Any first degree equation in x, y and z represents a plane i.e., `ax+by+cz+d=0` is the general equation of a plane. If p be the length of perpendicular from the origin to a plane and d.c. of this normal is `lt l, m n gt`, then the equation of the plane in the normal form is `lx+my+nz=p_(1)`.

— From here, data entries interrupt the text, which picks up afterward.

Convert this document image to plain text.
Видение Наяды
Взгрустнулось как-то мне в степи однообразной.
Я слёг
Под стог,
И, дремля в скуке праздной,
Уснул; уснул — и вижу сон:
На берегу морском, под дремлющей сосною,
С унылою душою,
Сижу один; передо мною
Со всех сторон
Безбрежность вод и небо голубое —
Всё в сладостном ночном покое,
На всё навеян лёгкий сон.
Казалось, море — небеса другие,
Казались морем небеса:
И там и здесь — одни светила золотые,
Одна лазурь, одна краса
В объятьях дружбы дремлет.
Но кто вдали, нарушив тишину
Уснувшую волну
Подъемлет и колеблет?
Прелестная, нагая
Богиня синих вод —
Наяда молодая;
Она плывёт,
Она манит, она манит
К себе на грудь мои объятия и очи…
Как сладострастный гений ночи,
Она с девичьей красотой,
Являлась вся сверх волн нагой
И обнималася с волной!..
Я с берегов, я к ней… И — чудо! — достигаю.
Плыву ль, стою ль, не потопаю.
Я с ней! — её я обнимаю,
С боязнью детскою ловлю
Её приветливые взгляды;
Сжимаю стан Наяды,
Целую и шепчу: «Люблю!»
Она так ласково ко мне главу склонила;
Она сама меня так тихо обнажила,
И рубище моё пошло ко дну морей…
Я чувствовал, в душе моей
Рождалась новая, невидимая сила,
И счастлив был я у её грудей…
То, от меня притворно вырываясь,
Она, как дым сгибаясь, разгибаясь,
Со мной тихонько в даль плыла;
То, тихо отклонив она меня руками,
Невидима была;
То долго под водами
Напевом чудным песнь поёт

Vector equation of a plane passing through a point having position vector `vec(a)` and normal to vector `vec(n)` is
`(vec(r)-vec(a))vec(n)=0" or "vec(r).vec(n)=vec(a).vec(n)`
Suppose a vector `vec(n)` of magnitude `2sqrt(3)` such that it makes equal acual angles with the co-ordinate axes. If `vec(n)` is a normal to the plane containing the point `(1,-1,2)`.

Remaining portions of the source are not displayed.